Satan’s superb first appearance in this film has him leaping out at a plump monk who’s studying the Bible. (If you watched MTV in the mid-1990s, you’ve probably seen this delightful shot already, without knowing it.) He’s repulsive to look at, bare-chested, pot-bellied and lumpy, waggling his forked tongue, knocking on boudoir doors and enticing young women into his hairy arms even as their husbands doze nearby. He’s also played by the director, and I suspect Christensen had fun in the role.
[If you see Haxan, try to catch the 1968 “remix” titled Witchcraft Through the Ages, set to a jazz score (!) and with narration by William Burroughs, who tells us in his brilliantly deadpan, gravelly voice, that “belief in the Devil was so steadfast that many people gave incredible descriptions of this horrid individual”, and that witches had to show their respect for Satan “by kissing his ass”.]

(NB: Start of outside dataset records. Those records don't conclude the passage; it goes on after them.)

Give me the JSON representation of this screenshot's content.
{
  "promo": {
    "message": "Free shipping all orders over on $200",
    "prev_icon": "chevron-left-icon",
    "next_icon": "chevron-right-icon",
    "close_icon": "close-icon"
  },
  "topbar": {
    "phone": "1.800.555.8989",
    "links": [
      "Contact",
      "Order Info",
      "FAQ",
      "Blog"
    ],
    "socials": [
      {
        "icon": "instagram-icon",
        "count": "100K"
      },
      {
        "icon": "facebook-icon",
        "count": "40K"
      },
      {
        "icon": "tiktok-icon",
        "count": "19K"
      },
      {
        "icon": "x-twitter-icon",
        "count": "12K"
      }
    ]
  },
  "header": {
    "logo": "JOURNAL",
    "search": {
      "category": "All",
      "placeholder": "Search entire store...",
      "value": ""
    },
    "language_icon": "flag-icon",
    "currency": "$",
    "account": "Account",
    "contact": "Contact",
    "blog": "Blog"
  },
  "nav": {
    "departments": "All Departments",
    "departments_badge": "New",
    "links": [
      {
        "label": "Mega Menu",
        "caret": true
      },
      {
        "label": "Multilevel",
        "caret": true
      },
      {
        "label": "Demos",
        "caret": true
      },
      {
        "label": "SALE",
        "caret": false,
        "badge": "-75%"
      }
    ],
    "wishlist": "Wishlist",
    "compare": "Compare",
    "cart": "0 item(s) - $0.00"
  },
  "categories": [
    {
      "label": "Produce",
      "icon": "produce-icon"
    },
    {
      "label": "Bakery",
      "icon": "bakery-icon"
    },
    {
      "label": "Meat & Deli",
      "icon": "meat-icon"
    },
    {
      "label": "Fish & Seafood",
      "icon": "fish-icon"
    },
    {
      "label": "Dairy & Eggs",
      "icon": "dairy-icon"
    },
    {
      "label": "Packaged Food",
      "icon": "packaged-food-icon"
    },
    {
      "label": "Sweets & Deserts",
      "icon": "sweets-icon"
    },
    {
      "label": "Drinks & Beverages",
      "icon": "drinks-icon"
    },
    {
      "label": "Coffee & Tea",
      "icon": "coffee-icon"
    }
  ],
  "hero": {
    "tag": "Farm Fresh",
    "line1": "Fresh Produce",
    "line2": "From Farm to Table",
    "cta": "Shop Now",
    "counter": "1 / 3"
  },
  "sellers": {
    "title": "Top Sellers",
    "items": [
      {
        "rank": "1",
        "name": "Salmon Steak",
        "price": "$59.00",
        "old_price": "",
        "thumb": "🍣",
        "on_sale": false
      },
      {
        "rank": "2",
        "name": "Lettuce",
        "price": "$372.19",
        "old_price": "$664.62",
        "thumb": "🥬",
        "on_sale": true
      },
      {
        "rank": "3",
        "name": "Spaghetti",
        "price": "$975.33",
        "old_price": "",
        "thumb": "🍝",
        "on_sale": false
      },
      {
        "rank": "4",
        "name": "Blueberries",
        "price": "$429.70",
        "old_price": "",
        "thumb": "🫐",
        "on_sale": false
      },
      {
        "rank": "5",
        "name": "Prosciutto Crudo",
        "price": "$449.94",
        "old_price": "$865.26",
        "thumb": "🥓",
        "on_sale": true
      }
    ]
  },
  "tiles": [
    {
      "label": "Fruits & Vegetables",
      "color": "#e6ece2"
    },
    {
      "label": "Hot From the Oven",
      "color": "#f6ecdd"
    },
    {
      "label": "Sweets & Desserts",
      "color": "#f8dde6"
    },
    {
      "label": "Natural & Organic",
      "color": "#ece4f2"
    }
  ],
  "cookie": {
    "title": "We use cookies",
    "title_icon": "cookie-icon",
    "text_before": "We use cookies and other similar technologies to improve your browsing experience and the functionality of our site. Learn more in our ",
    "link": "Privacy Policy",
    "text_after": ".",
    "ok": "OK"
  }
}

However, if I had to pick a single favourite screen Devil, it would be Walter Huston as the grizzled Mr Scratch in The Devil and Daniel Webster. This adaptation of the Faust legend shifts the tale to rural America in the mid-19th century, where Mr Scratch, with his little black book and self-combusting visiting card, makes a misfortune-plagued farmer an offer he can’t refuse: a hoard of gold coins in exchange for his soul, contract to be renewed in seven years. “And why should that worry you?” Scratch says persuasively. “What is a soul? A soul is nothing. Can you see it, smell it, touch it? No.”
Huston’s Devil is diabolical and charming at the same time, but in a folksy, Midwestern sort of way. He isn’t a supernatural figure arbitrarily thrust into the story – it’s possible to see him in realist terms as a roguish tramp sitting about on the sidelines, stirring people up – but the viewer can never have the slightest doubt about who He really is; this is exactly what old Lucifer would look and behave like in the 1800s if he tucked his pointy tail away, whisked off his horns and visited a farmstead. Best of all, this isn’t a Devil who turns sullen when his plans are foiled at the end: Scratch’s maniacal grin only becomes wider and he departs with a polite nod, as if he knows this is a temporary setback and many more triumphs lie ahead of him. After all, he has eternity.
The film’s unforgettable last shot has Scratch flipping through his black book, then looking up, staring straight into the camera, grinning and pointing at us, as if to say “You’re next!” The message is clear. In cinema’s early days, puritans would denounce the bioscope and the movie camera as being “the devil's instruments”, and in a sense that’s still true. Few other movie characters are this hypnotic.